Certified Sustainable Wine
Lately, I have been seeing more and more wineries claiming that they are “Certified Sustainable" and it got me wondering, what is the difference between “Sustainable” and "Organic"?
Both systems value soil and water, and how it affects not only the plants, but also animal and microbes.
To be considered a certified "Sustainable" winegrower in California, growers must adhere to a set of guidelines established by the California Sustainable Winegrowers Alliance. According to their website, the program defines sustainable winegrowing as, “growing and winemaking practices that are sensitive to the environment (Environmentally Sound), responsive to the needs and interests of society-at-large (Socially Equitable), and are economically feasible to implement and maintain (Economically Feasible). The combination of these three principles is often referred to as the three "E's" of sustainability.”
For followers/believers of "terrior", sustainable winegrowing is particularly relevant. Caring for the vineyard's soil and environment is a basic necessity of terroir. In today’s health conscience society, some other benefits of sustainable winegrowing would include increased consumer interest, and a healthy place for growers and pickers to work. Participants assess their own vineyards and voluntarily contribute data to measure their adherence of sustainable practices.

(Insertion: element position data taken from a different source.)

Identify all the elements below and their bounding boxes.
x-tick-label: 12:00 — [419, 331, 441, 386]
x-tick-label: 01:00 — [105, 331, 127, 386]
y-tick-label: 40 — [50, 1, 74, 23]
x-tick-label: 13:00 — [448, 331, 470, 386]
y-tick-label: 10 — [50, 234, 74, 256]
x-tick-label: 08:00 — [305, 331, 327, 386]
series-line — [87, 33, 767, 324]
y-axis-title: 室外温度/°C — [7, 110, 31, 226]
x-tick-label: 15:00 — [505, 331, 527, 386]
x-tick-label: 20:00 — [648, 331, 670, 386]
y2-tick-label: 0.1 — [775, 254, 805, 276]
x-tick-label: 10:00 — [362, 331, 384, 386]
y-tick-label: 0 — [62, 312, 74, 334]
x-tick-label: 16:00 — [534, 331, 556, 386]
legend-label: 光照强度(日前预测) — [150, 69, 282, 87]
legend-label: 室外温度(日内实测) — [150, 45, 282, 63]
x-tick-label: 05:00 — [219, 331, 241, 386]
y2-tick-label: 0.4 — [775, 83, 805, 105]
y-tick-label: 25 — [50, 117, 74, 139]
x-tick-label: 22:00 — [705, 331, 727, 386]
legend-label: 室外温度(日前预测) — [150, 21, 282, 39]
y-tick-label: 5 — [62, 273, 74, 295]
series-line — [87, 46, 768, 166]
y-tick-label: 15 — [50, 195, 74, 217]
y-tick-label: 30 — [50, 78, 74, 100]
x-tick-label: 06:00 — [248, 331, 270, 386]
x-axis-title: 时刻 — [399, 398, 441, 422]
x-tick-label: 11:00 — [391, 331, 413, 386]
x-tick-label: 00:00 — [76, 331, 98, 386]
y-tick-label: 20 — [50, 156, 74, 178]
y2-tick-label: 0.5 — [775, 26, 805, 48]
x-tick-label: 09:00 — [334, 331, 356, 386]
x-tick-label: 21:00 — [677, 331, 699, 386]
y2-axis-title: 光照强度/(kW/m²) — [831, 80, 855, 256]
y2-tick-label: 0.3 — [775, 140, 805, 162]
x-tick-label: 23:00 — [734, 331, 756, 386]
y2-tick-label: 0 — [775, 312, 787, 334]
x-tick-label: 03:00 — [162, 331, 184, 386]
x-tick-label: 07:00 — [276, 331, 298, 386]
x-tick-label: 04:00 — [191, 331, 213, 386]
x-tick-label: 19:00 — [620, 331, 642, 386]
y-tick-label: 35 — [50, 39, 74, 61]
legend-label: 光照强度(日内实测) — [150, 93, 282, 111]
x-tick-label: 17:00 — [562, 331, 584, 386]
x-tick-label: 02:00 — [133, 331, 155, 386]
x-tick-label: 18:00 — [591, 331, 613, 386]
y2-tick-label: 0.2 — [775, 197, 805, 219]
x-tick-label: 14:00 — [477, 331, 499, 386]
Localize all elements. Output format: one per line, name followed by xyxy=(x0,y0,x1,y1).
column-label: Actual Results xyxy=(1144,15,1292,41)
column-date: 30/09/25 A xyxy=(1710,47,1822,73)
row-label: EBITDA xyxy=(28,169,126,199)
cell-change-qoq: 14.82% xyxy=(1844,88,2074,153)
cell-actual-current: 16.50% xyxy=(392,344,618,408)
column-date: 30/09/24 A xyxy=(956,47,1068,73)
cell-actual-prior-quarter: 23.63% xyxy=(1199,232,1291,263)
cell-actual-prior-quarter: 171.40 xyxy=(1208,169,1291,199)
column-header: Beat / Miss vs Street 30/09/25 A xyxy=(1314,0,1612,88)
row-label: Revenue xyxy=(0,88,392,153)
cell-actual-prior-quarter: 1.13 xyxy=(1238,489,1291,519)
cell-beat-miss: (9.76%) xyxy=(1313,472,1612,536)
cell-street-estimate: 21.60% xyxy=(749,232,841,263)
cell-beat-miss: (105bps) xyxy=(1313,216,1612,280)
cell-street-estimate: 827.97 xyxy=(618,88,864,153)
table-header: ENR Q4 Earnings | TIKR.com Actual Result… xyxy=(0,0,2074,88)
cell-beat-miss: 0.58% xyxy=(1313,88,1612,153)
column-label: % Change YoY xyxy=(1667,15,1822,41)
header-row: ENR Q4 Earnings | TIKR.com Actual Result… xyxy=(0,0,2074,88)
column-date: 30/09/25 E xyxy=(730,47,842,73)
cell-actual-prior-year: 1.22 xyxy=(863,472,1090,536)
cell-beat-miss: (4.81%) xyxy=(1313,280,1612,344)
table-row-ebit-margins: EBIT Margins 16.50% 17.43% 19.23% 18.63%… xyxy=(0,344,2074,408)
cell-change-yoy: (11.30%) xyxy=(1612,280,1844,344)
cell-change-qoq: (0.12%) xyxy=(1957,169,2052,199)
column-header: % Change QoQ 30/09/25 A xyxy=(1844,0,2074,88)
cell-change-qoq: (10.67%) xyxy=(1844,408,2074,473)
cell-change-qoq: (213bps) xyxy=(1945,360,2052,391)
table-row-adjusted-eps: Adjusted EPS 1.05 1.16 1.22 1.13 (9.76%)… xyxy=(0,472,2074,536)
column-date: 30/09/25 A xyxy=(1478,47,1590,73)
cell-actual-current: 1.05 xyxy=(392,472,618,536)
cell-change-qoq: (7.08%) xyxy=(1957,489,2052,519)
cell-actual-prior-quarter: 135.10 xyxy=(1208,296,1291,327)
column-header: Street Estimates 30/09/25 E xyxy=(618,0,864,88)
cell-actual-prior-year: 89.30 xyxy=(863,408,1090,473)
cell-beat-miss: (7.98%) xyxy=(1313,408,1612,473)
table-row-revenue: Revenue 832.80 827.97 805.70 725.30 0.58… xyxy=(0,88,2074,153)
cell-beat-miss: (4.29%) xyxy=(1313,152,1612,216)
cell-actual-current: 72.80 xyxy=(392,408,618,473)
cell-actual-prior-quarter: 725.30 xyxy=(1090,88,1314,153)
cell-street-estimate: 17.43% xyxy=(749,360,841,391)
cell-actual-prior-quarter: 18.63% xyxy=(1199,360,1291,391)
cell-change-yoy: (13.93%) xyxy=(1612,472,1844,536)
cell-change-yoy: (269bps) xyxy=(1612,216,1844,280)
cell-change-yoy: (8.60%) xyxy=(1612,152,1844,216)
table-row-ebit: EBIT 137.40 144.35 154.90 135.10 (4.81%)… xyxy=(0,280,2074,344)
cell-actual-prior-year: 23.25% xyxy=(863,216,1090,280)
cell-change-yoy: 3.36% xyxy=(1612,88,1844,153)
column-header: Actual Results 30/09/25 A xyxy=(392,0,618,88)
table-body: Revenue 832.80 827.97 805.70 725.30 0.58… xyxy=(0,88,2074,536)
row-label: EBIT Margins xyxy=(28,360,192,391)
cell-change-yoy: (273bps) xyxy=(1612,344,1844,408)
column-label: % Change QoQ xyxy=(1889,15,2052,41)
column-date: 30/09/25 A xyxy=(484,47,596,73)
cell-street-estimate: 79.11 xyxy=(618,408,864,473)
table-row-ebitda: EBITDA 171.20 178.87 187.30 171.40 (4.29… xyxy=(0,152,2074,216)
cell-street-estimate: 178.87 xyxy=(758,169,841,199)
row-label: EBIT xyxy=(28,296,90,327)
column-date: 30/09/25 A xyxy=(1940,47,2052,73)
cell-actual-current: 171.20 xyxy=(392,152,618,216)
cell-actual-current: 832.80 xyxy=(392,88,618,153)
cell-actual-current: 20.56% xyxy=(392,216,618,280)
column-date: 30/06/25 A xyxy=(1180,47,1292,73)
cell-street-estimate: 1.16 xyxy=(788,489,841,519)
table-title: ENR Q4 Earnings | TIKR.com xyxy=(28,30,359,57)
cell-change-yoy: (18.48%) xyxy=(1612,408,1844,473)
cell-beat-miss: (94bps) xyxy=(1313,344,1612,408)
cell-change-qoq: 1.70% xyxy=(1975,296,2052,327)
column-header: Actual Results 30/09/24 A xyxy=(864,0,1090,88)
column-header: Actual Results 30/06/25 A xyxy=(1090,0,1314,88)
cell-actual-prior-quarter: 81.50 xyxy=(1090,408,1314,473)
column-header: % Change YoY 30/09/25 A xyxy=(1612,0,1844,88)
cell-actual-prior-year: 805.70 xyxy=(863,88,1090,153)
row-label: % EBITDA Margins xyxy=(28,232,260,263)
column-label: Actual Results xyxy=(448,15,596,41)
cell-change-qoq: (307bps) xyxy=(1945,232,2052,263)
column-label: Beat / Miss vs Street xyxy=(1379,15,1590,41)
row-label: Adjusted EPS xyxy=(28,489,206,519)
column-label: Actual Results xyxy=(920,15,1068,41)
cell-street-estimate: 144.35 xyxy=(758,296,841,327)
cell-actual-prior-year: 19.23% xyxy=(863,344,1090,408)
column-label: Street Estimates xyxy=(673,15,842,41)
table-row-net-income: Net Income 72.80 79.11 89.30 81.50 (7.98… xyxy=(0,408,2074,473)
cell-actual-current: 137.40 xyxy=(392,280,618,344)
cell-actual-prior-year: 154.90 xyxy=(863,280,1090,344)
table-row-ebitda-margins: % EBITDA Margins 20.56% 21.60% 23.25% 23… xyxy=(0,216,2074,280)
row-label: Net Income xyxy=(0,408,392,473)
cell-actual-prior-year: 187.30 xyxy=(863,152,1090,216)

"Organic" refers to the USDA's National Organic Program, which provides the official "organic" certification. Participation in this program requires verification that the required guidelines and regulations have been practiced (unlike the voluntary nature of sustainable growing). According to their website, “Organic is a labeling term that indicates that the food or other agricultural product has been produced through approved methods that integrate cultural, biological, and mechanical practices that foster cycling of resources, promote ecological balance, and conserve biodiversity. Synthetic fertilizers, sewage sludge, irradiation, and genetic engineering may not be used.”
The important point to remember is that “sustainable” does not mean “organic”, and “organic” does not mean “sustainable”. They can be easily confused by the average consumer, but they are not interchangeable. “Sustainable “vineyards can use man-made chemicals to control pests, but the grower is evaluating the entire environmental system, and determining how best to keep the system in balance, while minimizing the affects on the ecosystem. “Organic” vineyards are managed without the use of pesticides, man-made chemicals, or fertilizers.
While we have been reviewing what goes on in the vineyard, these same practices are carried over into the winemaking process, and can affect the final product you receive in your glass. It is important for consumers to understand all these different terms that are thrown out there. In addition to “sustainable” and “organic”, watch for “biodynamic” wines. I had briefly written about these in a previous blog about Ampelos Cellars.
So, next time you are in a winery, or even a wine shop, ask some questions about the type of farming used for the grapes, and practices the winemaker and winegrower follow. See if you can taste the difference, and experience the “terrior” of that winery.